O.C. Tanner provides tools to their clients that enable employees to give peer-to-peer recognition in a variety of ways. The primary method is to use the legacy platform, Victories, and the new platform, Culture Cloud. Both products currently share a method of giving.
We needed a clearer picture of how users progressed our “Give Flow”—the process of starting, selecting, and sending recognition to a coworker. We also needed to identify critical junctures in the flow where we had a higher rate of drop-offs, so we could dig in and see if there were some “quick fixes” we could implement.
Users and Audience
This was a project where the primary stakeholders were me and the other members of the product triad I was a part of and our leadership team. The key audience was our customers’ employees.
Roles and Responsibilities
Worked with my product triad partners, a product manager, and an engineering lead for the team. My product manager and I did much of the discovery work, from reaching out to our data team and making requests, and analyzing the data for certain scenarios to researching and diagramming the flow.
Scope and Constraints
We weren’t sure what the best approach was going to be, so we had a few false starts. From there we tried to identify elements we felt we needed to know more about. As a result, we generated several artifacts that didn’t prove useful given the early stages we were in measuring user engagement and progress in our application.

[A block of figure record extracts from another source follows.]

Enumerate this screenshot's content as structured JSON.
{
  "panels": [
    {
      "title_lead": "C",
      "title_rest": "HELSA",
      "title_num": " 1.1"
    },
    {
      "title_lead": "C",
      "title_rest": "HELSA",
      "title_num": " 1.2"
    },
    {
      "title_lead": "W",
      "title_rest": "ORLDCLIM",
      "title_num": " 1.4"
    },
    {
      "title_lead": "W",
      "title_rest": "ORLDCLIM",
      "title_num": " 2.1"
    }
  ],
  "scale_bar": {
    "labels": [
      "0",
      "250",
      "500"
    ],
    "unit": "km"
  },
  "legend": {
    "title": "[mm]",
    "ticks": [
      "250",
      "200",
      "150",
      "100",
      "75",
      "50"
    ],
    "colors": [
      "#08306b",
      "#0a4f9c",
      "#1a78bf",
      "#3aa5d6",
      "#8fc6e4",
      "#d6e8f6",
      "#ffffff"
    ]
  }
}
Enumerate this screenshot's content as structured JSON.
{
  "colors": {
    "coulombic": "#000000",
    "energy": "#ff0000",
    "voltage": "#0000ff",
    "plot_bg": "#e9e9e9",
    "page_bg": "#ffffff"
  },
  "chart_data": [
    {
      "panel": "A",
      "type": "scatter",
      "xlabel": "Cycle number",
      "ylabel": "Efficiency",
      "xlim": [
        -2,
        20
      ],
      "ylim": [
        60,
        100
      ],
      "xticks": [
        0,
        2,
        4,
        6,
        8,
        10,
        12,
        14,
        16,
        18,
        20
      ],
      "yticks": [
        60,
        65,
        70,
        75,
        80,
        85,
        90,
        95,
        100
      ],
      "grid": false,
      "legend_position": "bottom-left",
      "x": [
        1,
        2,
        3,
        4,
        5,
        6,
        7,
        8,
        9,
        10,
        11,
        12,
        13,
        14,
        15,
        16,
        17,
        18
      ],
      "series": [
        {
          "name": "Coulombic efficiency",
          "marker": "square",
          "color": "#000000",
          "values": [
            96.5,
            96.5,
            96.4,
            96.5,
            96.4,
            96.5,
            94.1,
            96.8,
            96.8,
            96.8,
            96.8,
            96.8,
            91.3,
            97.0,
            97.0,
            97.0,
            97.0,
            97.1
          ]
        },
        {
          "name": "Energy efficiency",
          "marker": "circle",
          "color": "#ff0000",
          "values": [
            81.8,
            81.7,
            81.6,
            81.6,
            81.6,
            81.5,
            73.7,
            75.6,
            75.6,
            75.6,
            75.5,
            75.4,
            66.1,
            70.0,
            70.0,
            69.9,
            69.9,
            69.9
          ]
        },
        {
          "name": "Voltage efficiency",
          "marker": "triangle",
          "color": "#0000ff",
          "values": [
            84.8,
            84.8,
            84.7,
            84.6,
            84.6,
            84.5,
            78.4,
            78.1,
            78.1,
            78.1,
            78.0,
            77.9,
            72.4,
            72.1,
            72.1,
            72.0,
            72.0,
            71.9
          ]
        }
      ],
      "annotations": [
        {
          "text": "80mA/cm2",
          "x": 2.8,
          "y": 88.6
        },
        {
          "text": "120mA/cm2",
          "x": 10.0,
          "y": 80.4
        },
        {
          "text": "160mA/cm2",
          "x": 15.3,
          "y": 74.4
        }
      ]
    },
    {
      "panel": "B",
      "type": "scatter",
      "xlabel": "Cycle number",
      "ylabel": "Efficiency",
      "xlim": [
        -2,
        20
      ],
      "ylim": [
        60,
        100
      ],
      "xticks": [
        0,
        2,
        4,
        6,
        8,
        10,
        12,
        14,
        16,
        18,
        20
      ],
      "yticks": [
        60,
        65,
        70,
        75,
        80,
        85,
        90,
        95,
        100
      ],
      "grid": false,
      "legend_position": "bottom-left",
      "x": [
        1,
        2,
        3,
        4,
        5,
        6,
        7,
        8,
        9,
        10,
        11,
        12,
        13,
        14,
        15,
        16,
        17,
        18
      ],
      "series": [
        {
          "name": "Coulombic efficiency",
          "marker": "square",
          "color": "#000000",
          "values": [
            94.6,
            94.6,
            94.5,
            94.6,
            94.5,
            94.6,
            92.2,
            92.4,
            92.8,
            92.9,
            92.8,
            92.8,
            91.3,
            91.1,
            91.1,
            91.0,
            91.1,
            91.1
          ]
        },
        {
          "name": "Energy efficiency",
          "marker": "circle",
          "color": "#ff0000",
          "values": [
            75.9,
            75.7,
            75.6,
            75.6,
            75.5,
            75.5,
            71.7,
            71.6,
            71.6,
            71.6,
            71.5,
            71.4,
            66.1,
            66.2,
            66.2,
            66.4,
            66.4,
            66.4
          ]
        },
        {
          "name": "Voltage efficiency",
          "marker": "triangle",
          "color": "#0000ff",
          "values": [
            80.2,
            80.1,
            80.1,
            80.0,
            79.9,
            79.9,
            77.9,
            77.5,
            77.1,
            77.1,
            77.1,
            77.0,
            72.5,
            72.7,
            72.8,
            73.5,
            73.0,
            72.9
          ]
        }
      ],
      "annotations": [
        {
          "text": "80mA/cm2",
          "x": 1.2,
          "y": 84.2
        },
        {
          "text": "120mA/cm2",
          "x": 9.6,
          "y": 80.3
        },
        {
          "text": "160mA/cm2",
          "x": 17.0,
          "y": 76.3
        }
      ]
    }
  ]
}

Another challenge we faced was getting accurate data. There is a fork in the flow at the beginning, so finding parity in the 2 flows to compare usage was challenging. We also needed to create an aggregated view of our data outside of our analytics solution since we couldn’t have side-by-side funnel comparisons.
The element that started us down a successful path was my researching and diagramming of the existing flow and interactions that we could tag in our analytics solution, Pendo. With the help of our UXR team, I tagged and built the initial funnels we needed to measure a user’s progress through the Give Flow. We also used Fullstory to observe user sessions for additional insights.
Once everything was instrumented and funnels built, we did an analysis of a user’s journey. One of the key discoveries was the drop-off at the end of the flow. We felt we could improve engagement by making a change and swapping buttons. A simple change, but it had a big impact!
Outcomes and Learnings
While the analysis and design were straightforward, we encountered some delays in getting this implemented and released. We learned that we needed to adjust our delivery process and get small changes like this in and released on a more regular basis.
- A 5% increase in the rate of giving recognition.
- This small change immediately increased the rate of people going back into the flow by 200%!
- We also discovered that those who started a second recognition were 90% more likely to complete it a second time compared to the initial completion rate of about 65-ish%.